- Cover page of the program booklet
- Music: Darko Hajsek
- Lyrics: Darko Hajsek Ladislav Prežigalo
- Book: Igor Weidlich
- Productions: 2007 Croatian Production

= Ruža na asfaltu =

Ruža na asfaltu (The Asphalt Rose) is a Croatian musical with a book by Igor Weidlich, music by Darko Hajsek and lyrics by Darko Hajsek and Ladislav Prežigalo. It premiered at Zagreb's Komedija Theatre in October 2007.

Following a string of Komedija Theatre's foreign musical hits (such as Hair, Jesus Christ Superstar and Chicago), Ruža na asfaltu was, at the time of its opening, the first original Croatian musical in more than a decade to be performed at the theatre.

==Synopsis==
In the suburbs of a big city, while Trenk is lamenting the fact that his girlfriend has left him for another woman, his friend Tvrtko meets Ružica and falls madly in love with her. Ružica seems to feel the same way; however, she is only in the city for a short while to visit her cousin Krešo and must soon go back to the country. There, she is set to enter into an arranged marriage to a man she doesn't love. When Ružica returns to the country, Tvrtko and his friends go after her, determined to bring her back with them.
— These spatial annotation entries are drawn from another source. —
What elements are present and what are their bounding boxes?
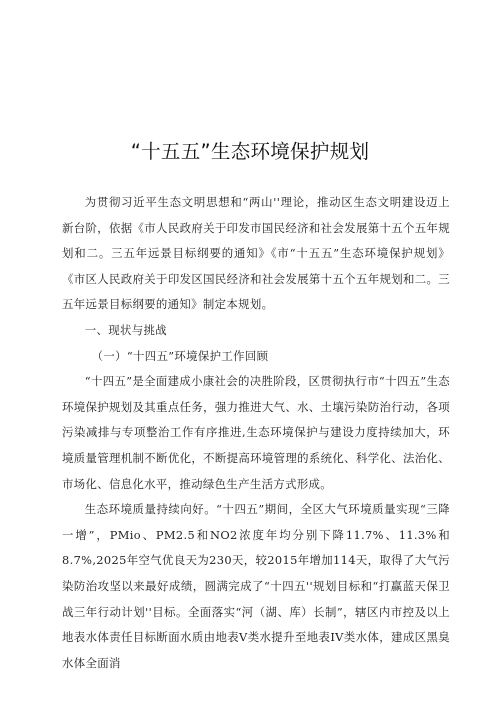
subsection-heading: （一）“十四五”环境保护工作回顾	[91, 348, 269, 363]
section-heading: 一、现状与挑战	[84, 322, 167, 337]
review-paragraph: “十四五”是全面建成小康社会的决胜阶段，区贯彻执行市“十四五”生态环境保护规划及其重点任务，强力推进大气、水、土壤污染防治行动，各项污染减排与专项整治工作有序推进,生态环境保护与建设力度持续加大，环境质量管理机制不断优化，不断提高环境管理的系统化、科学化、法治化、市场化、信息化水平，推动绿色生产生活方式形成。	[62, 374, 450, 491]
intro-paragraph: 为贯彻习近平生态文明思想和“两山''理论，推动区生态文明建设迈上新台阶，依据《市人民政府关于印发市国民经济和社会发展第十五个五年规划和二。三五年远景目标纲要的通知》《市“十五五”生态环境保护规划》《市区人民政府关于印发区国民经济和社会发展第十五个五年规划和二。三五年远景目标纲要的通知》制定本规划。	[62, 195, 450, 312]
document-title: “十五五”生态环境保护规划	[130, 140, 370, 163]
document-body	[62, 190, 450, 676]
environment-quality-paragraph: 生态环境质量持续向好。“十四五”期间，全区大气环境质量实现“三降一增”，PMio、PM2.5和NO2浓度年均分别下降11.7%、11.3%和8.7%,2025年空气优良天为230天，较2015年增加114天，取得了大气污染防治攻坚以来最好成绩，圆满完成了“十四五''规划目标和“打赢蓝天保卫战三年行动计划''目标。全面落实“河（湖、库）长制”，辖区内市控及以上地表水体责任目标断面水质由地表V类水提升至地表IV类水体，建成区黑臭水体全面消	[62, 502, 450, 670]
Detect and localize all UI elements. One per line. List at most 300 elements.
Once there, they soon begin to realize that the traditionalist world of Ružica's village might be more difficult to leave than they had expected.

==Characters and original cast==

- Trenk (Ervin Baučić / Vladimir Tintor)
  Boy from the suburbs whose girlfriend has just left him for another woman
- Tvrtko (Dražen Bratulić / Branko Glad)
  Boy from the suburbs, falls in love with Ružica
- Dora (Vlatka Burić / Lana Blaće)
  Trenk's ex-girlfriend, left him for Meri
- Meri (Željka Veverec / Tina Rupčić)
  Dora's girlfriend
- Krešo (Ivica Pucar / Boris Barberić)
  Ružica's cousin, hails from the country but has made a life for himself in the city
- Sponzoruša (Jelena Burić)
  Krešo's gold-digging girlfriend

- Ružica (Mila Elegović / Danijela Pintarić)
  Country girl, wants to escape to the city
- Euzebije (Adam Končić / Boris Barberić)
  Ružica's fiancé
- Stipe (Adalbert Turner Juci)
  Ružica's father
- Vrač Lovro (Goran Malus)
  Traditionalist leader of the village community
- Beatrice (Dražen Čuček)
  "The loveliest flower of the rural county"

==Song list==

- Act I
- Overture ^{*}
- "San ljetne noći (Instrumental)"
- "Savršeni svijet" — Trenk, Tvrtko and Company
- "Nek' je zora budi" — Dora, Meri, Trenk, Tvrtko and Company
- "Ej, da možeš moja biti" — Tvrtko, Krešo and Company
- "San ljetne noći" — Tvtko and Trenk ^{*}
- "Svake duge zime" — Ružica and Ptica
- "Još uvijek čekam te" — Tvrtko, Ružica and Trenk ^{*}
- "Već se budi dan" — Company
- "Zato pusti ga" — Meri, Dora and Company
- "Srce moje za tobom gine" — Tvrtko and Trenk
- "Vještica i raspikuća" — Trenk and Company ^{*}
- "Odlazim" — Tvrtko and Company ^{*}
- "Bit ćeš tu" — Company

- Act II
- "Sjedim tu k'o nekad pokraj rijeke" — Company
- "Oj ti luče, poriluče" — Vrač Lovro, Stipe and Company
- "Kad si kraj mene ti" — Ružica and Tvrtko
- "Beatrice" — Beatrice and Company
- "Uha bez sluha" — Ružica
- "I nikad više" — Euzebije, Tvrtko and Company ^{*}
- "Zajdi, zajdi" — Tvrtko, Ružica and Company
- "Isto sunce za sve nas" — Company ^{*}

^{*} Songs omitted from the abridged Bundek version.

==Production history==

===Original production===
The original production of the show, directed by Marko Juraga, choreographed by Igor Barberić and musically directed by Krešimir Batinić, opened at Zagreb's Komedija Theatre on October 27, 2007. The musical received mixed reviews: Vjesnik called it "dynamic and alive", while Zarez commended the passion of everyone involved, criticized the lack of quality in the actors' performances, but ultimately declared the musical "hilariously amusing because of being bad".

Although Vjesnik described the opening night audience response as "enthusiastic", the lack of audience interest caused the musical to play its final performance on April 14, 2008.

===Abridged Bundek production===
Ruža na asfaltu was performed once more on June 28, 2008, as a part of Komedija Theatre's free concert series given at Zagreb's Bundek Lake. Originally planned as a two-evening event, one performance was ultimately canceled because of bad weather.

A shortened version of the show was performed at this venue, with most of the dialogue and several songs cut.